Gene Kalwarski, the Cheiron actuary who briefed the San Diego City Employees’ Retirement System board, now pegs the citywide actuarially determined contribution at about $563.2 million. As reported by The San Diego Union‑Tribune, that is up from last winter’s projection of roughly $540.1 million and would push the General Fund’s share to about $410 million, up from an earlier estimate near $383 million. Kalwarski told trustees that salary hikes above what the system had built into its models are doing most of the damage.
Budget backdrop
The mayor’s final proposed budget has already flagged a structural deficit, and ballooning pension costs are high on the list of pressures. Documents from the City of San Diego cite softening franchise and sales-tax revenues, along with rising personnel expenses, as major drivers. National coverage has warned that San Diego is staring at multi-year shortfalls that could mean dipping into reserves, slowing or shelving projects, or trimming services, with analysts pointing to pension growth as a central factor. Governing walks through those tradeoffs.
Why the payment jumped
Kalwarski told the board that the spike largely traces back to pay increases that overshot earlier assumptions, including last summer’s raises for general employees and safety workers, plus recent step increases. Together, those moves added more than $140 million to the system’s long-term liabilities. The fund is currently in the mid-70s on its funded ratio, and the unfunded liability still sits in the billions, with the gap reported at about $3.46 billion. Those shifts, Kalwarski said, pushed total long-term liability projections above $14.5 billion while the assets used to calculate the funded rate came in lower, resulting in the larger near-term bill, according to The San Diego Union‑Tribune.

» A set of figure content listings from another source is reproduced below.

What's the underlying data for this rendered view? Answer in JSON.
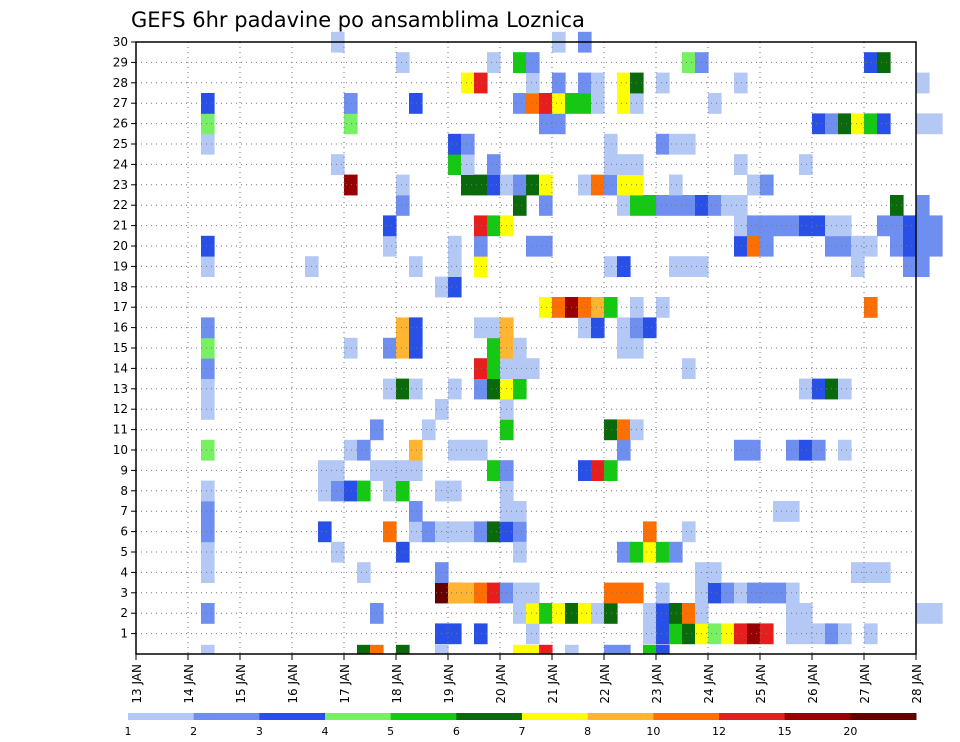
{
  "chart_data": {
    "type": "heatmap",
    "title": "GEFS 6hr padavine po ansamblima Loznica",
    "x_tick_labels": [
      "13 JAN",
      "14 JAN",
      "15 JAN",
      "16 JAN",
      "17 JAN",
      "18 JAN",
      "19 JAN",
      "20 JAN",
      "21 JAN",
      "22 JAN",
      "23 JAN",
      "24 JAN",
      "25 JAN",
      "26 JAN",
      "27 JAN",
      "28 JAN"
    ],
    "x_range_days": [
      13,
      28
    ],
    "y_tick_labels": [
      "1",
      "2",
      "3",
      "4",
      "5",
      "6",
      "7",
      "8",
      "9",
      "10",
      "11",
      "12",
      "13",
      "14",
      "15",
      "16",
      "17",
      "18",
      "19",
      "20",
      "21",
      "22",
      "23",
      "24",
      "25",
      "26",
      "27",
      "28",
      "29",
      "30"
    ],
    "y_range": [
      0,
      30
    ],
    "grid": "dotted",
    "legend_placement": "bottom",
    "legend": {
      "labels": [
        "1",
        "2",
        "3",
        "4",
        "5",
        "6",
        "7",
        "8",
        "10",
        "12",
        "15",
        "20"
      ],
      "colors": [
        "#b4c8f5",
        "#6e8ef0",
        "#2850e6",
        "#78f064",
        "#14c814",
        "#0a690a",
        "#ffff00",
        "#ffb432",
        "#ff6e00",
        "#e61e1e",
        "#960000",
        "#640000"
      ]
    },
    "cells_note": "each cell: [x day at left edge, member row 0-30, category index into legend.colors]",
    "cells": [
      [
        14.25,
        0,
        0
      ],
      [
        14.25,
        2,
        1
      ],
      [
        14.25,
        4,
        0
      ],
      [
        14.25,
        5,
        0
      ],
      [
        14.25,
        6,
        1
      ],
      [
        14.25,
        7,
        1
      ],
      [
        14.25,
        8,
        0
      ],
      [
        14.25,
        10,
        3
      ],
      [
        14.25,
        12,
        0
      ],
      [
        14.25,
        13,
        0
      ],
      [
        14.25,
        14,
        1
      ],
      [
        14.25,
        15,
        3
      ],
      [
        14.25,
        16,
        1
      ],
      [
        14.25,
        19,
        0
      ],
      [
        14.25,
        20,
        2
      ],
      [
        14.25,
        25,
        0
      ],
      [
        14.25,
        26,
        3
      ],
      [
        14.25,
        27,
        2
      ],
      [
        16.25,
        19,
        0
      ],
      [
        16.5,
        6,
        2
      ],
      [
        16.5,
        8,
        0
      ],
      [
        16.5,
        9,
        0
      ],
      [
        16.75,
        5,
        0
      ],
      [
        16.75,
        8,
        1
      ],
      [
        16.75,
        9,
        0
      ],
      [
        16.75,
        24,
        0
      ],
      [
        16.75,
        30,
        0
      ],
      [
        17,
        8,
        2
      ],
      [
        17,
        10,
        0
      ],
      [
        17,
        15,
        0
      ],
      [
        17,
        23,
        10
      ],
      [
        17,
        26,
        3
      ],
      [
        17,
        27,
        1
      ],
      [
        17.25,
        4,
        0
      ],
      [
        17.25,
        8,
        4
      ],
      [
        17.25,
        10,
        1
      ],
      [
        17.25,
        0,
        5
      ],
      [
        17.5,
        0,
        8
      ],
      [
        17.5,
        2,
        1
      ],
      [
        17.5,
        9,
        0
      ],
      [
        17.5,
        11,
        1
      ],
      [
        17.75,
        6,
        8
      ],
      [
        17.75,
        8,
        0
      ],
      [
        17.75,
        9,
        0
      ],
      [
        17.75,
        13,
        0
      ],
      [
        17.75,
        15,
        1
      ],
      [
        17.75,
        20,
        0
      ],
      [
        17.75,
        21,
        2
      ],
      [
        18,
        8,
        4
      ],
      [
        18,
        9,
        0
      ],
      [
        18,
        13,
        5
      ],
      [
        18,
        15,
        7
      ],
      [
        18,
        22,
        1
      ],
      [
        18,
        23,
        0
      ],
      [
        18,
        29,
        0
      ],
      [
        18,
        5,
        2
      ],
      [
        18,
        16,
        7
      ],
      [
        18,
        0,
        5
      ],
      [
        18.25,
        6,
        0
      ],
      [
        18.25,
        7,
        1
      ],
      [
        18.25,
        9,
        0
      ],
      [
        18.25,
        13,
        0
      ],
      [
        18.25,
        15,
        2
      ],
      [
        18.25,
        16,
        2
      ],
      [
        18.25,
        10,
        7
      ],
      [
        18.25,
        19,
        0
      ],
      [
        18.25,
        27,
        2
      ],
      [
        18.5,
        6,
        1
      ],
      [
        18.5,
        11,
        0
      ],
      [
        18.75,
        0,
        0
      ],
      [
        18.75,
        3,
        11
      ],
      [
        18.75,
        4,
        1
      ],
      [
        18.75,
        6,
        0
      ],
      [
        18.75,
        8,
        0
      ],
      [
        18.75,
        12,
        0
      ],
      [
        18.75,
        18,
        0
      ],
      [
        18.75,
        1,
        2
      ],
      [
        19,
        1,
        2
      ],
      [
        19,
        3,
        9
      ],
      [
        19,
        6,
        0
      ],
      [
        19,
        8,
        0
      ],
      [
        19,
        10,
        0
      ],
      [
        19,
        13,
        0
      ],
      [
        19,
        18,
        2
      ],
      [
        19,
        19,
        0
      ],
      [
        19,
        20,
        0
      ],
      [
        19,
        24,
        4
      ],
      [
        19,
        25,
        2
      ],
      [
        19,
        3,
        7
      ],
      [
        19.25,
        3,
        7
      ],
      [
        19.25,
        6,
        0
      ],
      [
        19.25,
        10,
        0
      ],
      [
        19.25,
        23,
        5
      ],
      [
        19.25,
        24,
        0
      ],
      [
        19.25,
        25,
        1
      ],
      [
        19.25,
        28,
        6
      ],
      [
        19.5,
        3,
        8
      ],
      [
        19.5,
        6,
        1
      ],
      [
        19.5,
        10,
        0
      ],
      [
        19.5,
        23,
        5
      ],
      [
        19.5,
        28,
        9
      ],
      [
        19.5,
        1,
        2
      ],
      [
        19.5,
        13,
        1
      ],
      [
        19.5,
        14,
        9
      ],
      [
        19.5,
        16,
        0
      ],
      [
        19.5,
        19,
        6
      ],
      [
        19.5,
        20,
        1
      ],
      [
        19.5,
        21,
        9
      ],
      [
        19.75,
        3,
        9
      ],
      [
        19.75,
        6,
        5
      ],
      [
        19.75,
        9,
        4
      ],
      [
        19.75,
        13,
        5
      ],
      [
        19.75,
        14,
        4
      ],
      [
        19.75,
        15,
        4
      ],
      [
        19.75,
        16,
        0
      ],
      [
        19.75,
        21,
        4
      ],
      [
        19.75,
        23,
        2
      ],
      [
        19.75,
        24,
        1
      ],
      [
        19.75,
        29,
        0
      ],
      [
        20,
        6,
        2
      ],
      [
        20,
        7,
        0
      ],
      [
        20,
        8,
        0
      ],
      [
        20,
        9,
        1
      ],
      [
        20,
        11,
        4
      ],
      [
        20,
        12,
        0
      ],
      [
        20,
        13,
        6
      ],
      [
        20,
        14,
        0
      ],
      [
        20,
        15,
        7
      ],
      [
        20,
        16,
        7
      ],
      [
        20,
        21,
        6
      ],
      [
        20,
        23,
        0
      ],
      [
        20,
        3,
        1
      ],
      [
        20.25,
        3,
        0
      ],
      [
        20.25,
        6,
        1
      ],
      [
        20.25,
        7,
        0
      ],
      [
        20.25,
        13,
        4
      ],
      [
        20.25,
        14,
        0
      ],
      [
        20.25,
        15,
        0
      ],
      [
        20.25,
        22,
        5
      ],
      [
        20.25,
        23,
        1
      ],
      [
        20.25,
        27,
        1
      ],
      [
        20.25,
        29,
        4
      ],
      [
        20.25,
        0,
        6
      ],
      [
        20.25,
        5,
        0
      ],
      [
        20.25,
        2,
        0
      ],
      [
        20.5,
        0,
        6
      ],
      [
        20.5,
        1,
        0
      ],
      [
        20.5,
        2,
        6
      ],
      [
        20.5,
        3,
        0
      ],
      [
        20.5,
        20,
        1
      ],
      [
        20.5,
        23,
        5
      ],
      [
        20.5,
        27,
        8
      ],
      [
        20.5,
        28,
        0
      ],
      [
        20.5,
        29,
        1
      ],
      [
        20.5,
        14,
        0
      ],
      [
        20.75,
        0,
        9
      ],
      [
        20.75,
        2,
        4
      ],
      [
        20.75,
        17,
        6
      ],
      [
        20.75,
        20,
        1
      ],
      [
        20.75,
        22,
        1
      ],
      [
        20.75,
        23,
        6
      ],
      [
        20.75,
        26,
        1
      ],
      [
        20.75,
        27,
        9
      ],
      [
        21,
        2,
        6
      ],
      [
        21,
        17,
        8
      ],
      [
        21,
        26,
        1
      ],
      [
        21,
        27,
        6
      ],
      [
        21,
        28,
        1
      ],
      [
        21,
        30,
        0
      ],
      [
        21.25,
        2,
        5
      ],
      [
        21.25,
        17,
        10
      ],
      [
        21.25,
        27,
        4
      ],
      [
        21.25,
        0,
        0
      ],
      [
        21.5,
        2,
        6
      ],
      [
        21.5,
        9,
        2
      ],
      [
        21.5,
        16,
        0
      ],
      [
        21.5,
        17,
        8
      ],
      [
        21.5,
        23,
        0
      ],
      [
        21.5,
        27,
        4
      ],
      [
        21.5,
        28,
        1
      ],
      [
        21.5,
        30,
        1
      ],
      [
        21.75,
        2,
        0
      ],
      [
        21.75,
        9,
        9
      ],
      [
        21.75,
        16,
        2
      ],
      [
        21.75,
        17,
        7
      ],
      [
        21.75,
        23,
        8
      ],
      [
        21.75,
        27,
        0
      ],
      [
        21.75,
        28,
        0
      ],
      [
        22,
        2,
        5
      ],
      [
        22,
        3,
        8
      ],
      [
        22,
        9,
        4
      ],
      [
        22,
        11,
        5
      ],
      [
        22,
        17,
        4
      ],
      [
        22,
        19,
        0
      ],
      [
        22,
        23,
        1
      ],
      [
        22,
        24,
        0
      ],
      [
        22,
        25,
        0
      ],
      [
        22,
        0,
        1
      ],
      [
        22.25,
        3,
        8
      ],
      [
        22.25,
        5,
        1
      ],
      [
        22.25,
        10,
        1
      ],
      [
        22.25,
        11,
        8
      ],
      [
        22.25,
        15,
        0
      ],
      [
        22.25,
        16,
        0
      ],
      [
        22.25,
        19,
        2
      ],
      [
        22.25,
        22,
        0
      ],
      [
        22.25,
        23,
        6
      ],
      [
        22.25,
        24,
        0
      ],
      [
        22.25,
        27,
        6
      ],
      [
        22.25,
        28,
        6
      ],
      [
        22.25,
        0,
        1
      ],
      [
        22.5,
        3,
        8
      ],
      [
        22.5,
        5,
        4
      ],
      [
        22.5,
        11,
        0
      ],
      [
        22.5,
        15,
        0
      ],
      [
        22.5,
        16,
        1
      ],
      [
        22.5,
        17,
        0
      ],
      [
        22.5,
        22,
        4
      ],
      [
        22.5,
        23,
        6
      ],
      [
        22.5,
        24,
        0
      ],
      [
        22.5,
        27,
        0
      ],
      [
        22.5,
        28,
        5
      ],
      [
        22.75,
        5,
        6
      ],
      [
        22.75,
        6,
        8
      ],
      [
        22.75,
        16,
        2
      ],
      [
        22.75,
        22,
        4
      ],
      [
        22.75,
        0,
        4
      ],
      [
        22.75,
        1,
        0
      ],
      [
        22.75,
        2,
        0
      ],
      [
        23,
        1,
        2
      ],
      [
        23,
        2,
        2
      ],
      [
        23,
        3,
        0
      ],
      [
        23,
        5,
        4
      ],
      [
        23,
        17,
        0
      ],
      [
        23,
        22,
        1
      ],
      [
        23,
        25,
        1
      ],
      [
        23,
        28,
        0
      ],
      [
        23,
        0,
        1
      ],
      [
        23,
        0,
        2
      ],
      [
        23.25,
        1,
        4
      ],
      [
        23.25,
        2,
        5
      ],
      [
        23.25,
        5,
        1
      ],
      [
        23.25,
        19,
        0
      ],
      [
        23.25,
        22,
        1
      ],
      [
        23.25,
        23,
        0
      ],
      [
        23.25,
        25,
        0
      ],
      [
        23.5,
        1,
        5
      ],
      [
        23.5,
        2,
        8
      ],
      [
        23.5,
        6,
        0
      ],
      [
        23.5,
        14,
        0
      ],
      [
        23.5,
        19,
        0
      ],
      [
        23.5,
        22,
        1
      ],
      [
        23.5,
        25,
        0
      ],
      [
        23.5,
        29,
        3
      ],
      [
        23.75,
        1,
        6
      ],
      [
        23.75,
        2,
        0
      ],
      [
        23.75,
        3,
        0
      ],
      [
        23.75,
        4,
        0
      ],
      [
        23.75,
        19,
        0
      ],
      [
        23.75,
        22,
        2
      ],
      [
        23.75,
        29,
        1
      ],
      [
        24,
        1,
        3
      ],
      [
        24,
        3,
        2
      ],
      [
        24,
        4,
        0
      ],
      [
        24,
        22,
        1
      ],
      [
        24,
        27,
        0
      ],
      [
        24.25,
        1,
        6
      ],
      [
        24.25,
        3,
        1
      ],
      [
        24.25,
        22,
        0
      ],
      [
        24.5,
        1,
        9
      ],
      [
        24.5,
        3,
        0
      ],
      [
        24.5,
        10,
        1
      ],
      [
        24.5,
        20,
        2
      ],
      [
        24.5,
        21,
        0
      ],
      [
        24.5,
        22,
        0
      ],
      [
        24.5,
        24,
        0
      ],
      [
        24.5,
        28,
        0
      ],
      [
        24.75,
        1,
        10
      ],
      [
        24.75,
        3,
        1
      ],
      [
        24.75,
        10,
        1
      ],
      [
        24.75,
        20,
        8
      ],
      [
        24.75,
        21,
        1
      ],
      [
        24.75,
        23,
        0
      ],
      [
        25,
        1,
        9
      ],
      [
        25,
        3,
        1
      ],
      [
        25,
        20,
        1
      ],
      [
        25,
        21,
        1
      ],
      [
        25,
        23,
        1
      ],
      [
        25.25,
        3,
        1
      ],
      [
        25.25,
        7,
        0
      ],
      [
        25.25,
        21,
        1
      ],
      [
        25.5,
        1,
        0
      ],
      [
        25.5,
        2,
        0
      ],
      [
        25.5,
        3,
        0
      ],
      [
        25.5,
        7,
        0
      ],
      [
        25.5,
        10,
        1
      ],
      [
        25.5,
        21,
        1
      ],
      [
        25.75,
        1,
        0
      ],
      [
        25.75,
        2,
        0
      ],
      [
        25.75,
        10,
        2
      ],
      [
        25.75,
        13,
        0
      ],
      [
        25.75,
        21,
        2
      ],
      [
        25.75,
        24,
        0
      ],
      [
        26,
        1,
        0
      ],
      [
        26,
        10,
        1
      ],
      [
        26,
        13,
        2
      ],
      [
        26,
        21,
        2
      ],
      [
        26,
        26,
        2
      ],
      [
        26.25,
        1,
        1
      ],
      [
        26.25,
        13,
        5
      ],
      [
        26.25,
        20,
        1
      ],
      [
        26.25,
        21,
        0
      ],
      [
        26.25,
        26,
        1
      ],
      [
        26.5,
        1,
        0
      ],
      [
        26.5,
        10,
        0
      ],
      [
        26.5,
        13,
        0
      ],
      [
        26.5,
        20,
        1
      ],
      [
        26.5,
        21,
        0
      ],
      [
        26.5,
        26,
        5
      ],
      [
        26.75,
        4,
        0
      ],
      [
        26.75,
        19,
        0
      ],
      [
        26.75,
        20,
        0
      ],
      [
        26.75,
        26,
        6
      ],
      [
        27,
        1,
        0
      ],
      [
        27,
        4,
        0
      ],
      [
        27,
        17,
        8
      ],
      [
        27,
        20,
        0
      ],
      [
        27,
        26,
        4
      ],
      [
        27,
        29,
        2
      ],
      [
        27.25,
        26,
        2
      ],
      [
        27.25,
        29,
        5
      ],
      [
        27.25,
        4,
        0
      ],
      [
        27.25,
        21,
        1
      ],
      [
        27.5,
        20,
        1
      ],
      [
        27.5,
        21,
        1
      ],
      [
        27.5,
        22,
        5
      ],
      [
        27.75,
        19,
        1
      ],
      [
        27.75,
        20,
        2
      ],
      [
        27.75,
        21,
        2
      ],
      [
        28,
        2,
        0
      ],
      [
        28,
        19,
        1
      ],
      [
        28,
        20,
        1
      ],
      [
        28,
        21,
        1
      ],
      [
        28,
        22,
        1
      ],
      [
        28,
        26,
        0
      ],
      [
        28,
        28,
        0
      ],
      [
        28.25,
        2,
        0
      ],
      [
        28.25,
        20,
        1
      ],
      [
        28.25,
        21,
        1
      ],
      [
        28.25,
        26,
        0
      ]
    ]
  }
}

What officials will do next
The SDCERS board is sticking to its regular meeting schedule and posts agendas and backup materials for the public. Trustees are expected to formally adopt the new payment amount at a March board meeting. The system’s website for SDCERS shows where agendas, actuarial reports, and staff packets will be available once they are finalized. After the board signs off, the pension number gets folded into the mayor’s and City Council’s budget talks this spring, when officials decide how to scrape together savings or drum up new revenue.